The measure has the objective of “mitigating the effects” of the banking crisis for households and companies.
The Federal Reserve, the Bank of England, the Bank of Canada, the Bank of Japan, the European Central Bank (ECB) and the Bank of Switzerland agreed last Sunday to increase the flow of dollars to the global financial system through swap line mechanisms. ‘ (money exchange agreements between two central banks).
According to a joint statement, the measure “serves as an important liquidity support to ease tensions in global financial markets, thus helping to mitigate the effects of these tensions on the supply of credit for households and companies.” The operations begin this Monday and will last until the end of April.

Expert Comments
For the ECB and the Bank of Switzerland, liquidity injections are very necessary, said Alicia Garcia Herrero, chief economist for Asia-Pacific at investment bank Natixis SA, quoted by Bloomberg. In addition, she maintained that although in 2008 the Federal Reserve took a long time to respond to the situation, in March 2020 and in 2023 it was faster.
Meanwhile, Hirofumi Suzuki, an analyst at Sumitomo Mitsui Banking Corp., said “central banks and authorities were right to take quick action before Asian markets opened.” “However, these measures alone cannot erase the concerns of the markets. A key event is obviously this week’s Federal Reserve meeting. Market players will be attentive to how the currently destabilized financial markets, affect the pace of rate hikes [de interes]”, he added.

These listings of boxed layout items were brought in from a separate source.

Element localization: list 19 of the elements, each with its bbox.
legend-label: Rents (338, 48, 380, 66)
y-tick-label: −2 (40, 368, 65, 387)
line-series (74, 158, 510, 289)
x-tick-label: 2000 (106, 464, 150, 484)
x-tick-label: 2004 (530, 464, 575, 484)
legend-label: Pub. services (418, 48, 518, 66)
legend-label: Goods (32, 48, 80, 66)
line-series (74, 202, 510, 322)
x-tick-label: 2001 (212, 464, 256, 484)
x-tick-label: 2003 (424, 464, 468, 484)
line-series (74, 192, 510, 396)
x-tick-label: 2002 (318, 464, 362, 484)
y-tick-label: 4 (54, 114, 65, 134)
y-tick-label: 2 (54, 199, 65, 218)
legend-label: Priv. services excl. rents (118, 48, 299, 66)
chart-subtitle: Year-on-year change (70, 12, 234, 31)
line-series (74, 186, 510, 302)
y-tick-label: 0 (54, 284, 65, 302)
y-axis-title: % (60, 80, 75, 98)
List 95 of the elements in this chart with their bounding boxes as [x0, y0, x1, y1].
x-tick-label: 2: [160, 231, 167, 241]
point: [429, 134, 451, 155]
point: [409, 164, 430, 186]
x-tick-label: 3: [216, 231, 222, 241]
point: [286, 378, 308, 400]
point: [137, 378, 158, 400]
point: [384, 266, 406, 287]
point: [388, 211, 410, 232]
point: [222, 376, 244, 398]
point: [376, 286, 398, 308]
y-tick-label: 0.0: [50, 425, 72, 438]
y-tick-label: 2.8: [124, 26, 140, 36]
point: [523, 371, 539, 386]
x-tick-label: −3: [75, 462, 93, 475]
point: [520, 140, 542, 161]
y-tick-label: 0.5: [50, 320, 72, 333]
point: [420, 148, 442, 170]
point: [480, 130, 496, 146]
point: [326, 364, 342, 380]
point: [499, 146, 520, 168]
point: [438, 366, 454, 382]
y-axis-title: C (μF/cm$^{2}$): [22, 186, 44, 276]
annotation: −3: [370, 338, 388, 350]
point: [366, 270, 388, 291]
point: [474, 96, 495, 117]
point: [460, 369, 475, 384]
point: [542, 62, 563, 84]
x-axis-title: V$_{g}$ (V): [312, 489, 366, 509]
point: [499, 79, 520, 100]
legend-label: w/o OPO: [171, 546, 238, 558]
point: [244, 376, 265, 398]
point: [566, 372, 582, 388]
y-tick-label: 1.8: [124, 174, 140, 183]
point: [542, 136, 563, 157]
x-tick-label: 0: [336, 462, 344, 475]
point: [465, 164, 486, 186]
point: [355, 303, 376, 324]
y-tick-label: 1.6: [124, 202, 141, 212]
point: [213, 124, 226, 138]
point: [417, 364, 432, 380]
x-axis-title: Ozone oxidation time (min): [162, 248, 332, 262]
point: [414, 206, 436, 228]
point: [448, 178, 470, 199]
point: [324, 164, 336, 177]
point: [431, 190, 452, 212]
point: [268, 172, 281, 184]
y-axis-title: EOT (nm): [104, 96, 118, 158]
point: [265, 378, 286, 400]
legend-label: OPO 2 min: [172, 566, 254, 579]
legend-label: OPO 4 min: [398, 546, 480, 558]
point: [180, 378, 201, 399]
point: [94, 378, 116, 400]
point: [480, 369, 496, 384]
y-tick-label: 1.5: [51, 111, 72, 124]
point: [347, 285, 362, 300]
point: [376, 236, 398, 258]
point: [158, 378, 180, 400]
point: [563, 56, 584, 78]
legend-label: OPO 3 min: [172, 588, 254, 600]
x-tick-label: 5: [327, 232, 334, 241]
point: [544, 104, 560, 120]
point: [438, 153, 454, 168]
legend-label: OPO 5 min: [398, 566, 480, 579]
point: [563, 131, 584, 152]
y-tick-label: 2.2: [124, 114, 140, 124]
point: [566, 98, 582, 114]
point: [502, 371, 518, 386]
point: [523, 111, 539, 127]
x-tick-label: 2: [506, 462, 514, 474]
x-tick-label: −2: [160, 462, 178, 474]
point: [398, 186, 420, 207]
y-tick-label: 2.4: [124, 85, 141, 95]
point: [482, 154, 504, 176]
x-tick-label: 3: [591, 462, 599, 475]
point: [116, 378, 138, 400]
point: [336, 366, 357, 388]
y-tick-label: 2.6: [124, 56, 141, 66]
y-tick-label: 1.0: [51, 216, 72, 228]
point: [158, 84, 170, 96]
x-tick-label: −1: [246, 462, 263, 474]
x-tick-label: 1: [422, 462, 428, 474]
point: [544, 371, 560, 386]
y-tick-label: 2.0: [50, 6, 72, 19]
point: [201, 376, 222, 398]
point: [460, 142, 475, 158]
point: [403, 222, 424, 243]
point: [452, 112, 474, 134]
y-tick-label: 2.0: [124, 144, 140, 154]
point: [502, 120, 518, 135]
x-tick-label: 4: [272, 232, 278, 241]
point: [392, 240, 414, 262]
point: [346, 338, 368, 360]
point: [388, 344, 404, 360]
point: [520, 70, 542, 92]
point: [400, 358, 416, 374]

- On March 10, the US banking system experienced the biggest bankruptcy since the 2008 financial crisis: Silicon Valley Bank (SVB), the 16th-largest bank in the country, collapsed after depositors, mostly linked to the technology sector and venture capital-backed companies, withdrew their money as concern about the crisis spread within the entity.
- Two days later, regulators closed the SignatureBankbased in New York, due to systemic risks and in order to avoid contagion in the sector.
- Last week Credit Suisse, the second largest bank in Switzerland, suffered significant losses as a result of the banking crisis affecting the US and after its main shareholder, the Saudi National Bank, announced that it would not inject more money into the entity.
- In this context, the Swiss central bank was forced to lend 50 billion francs (about $53.6 billion) to Credit Suisse. However, the financing granted by the regulator failed to stabilize the price of the shares of the financial institution.
- Meanwhile, the largest Swiss bank UBS bought Credit Suisse for a total value of about $3.24 billion.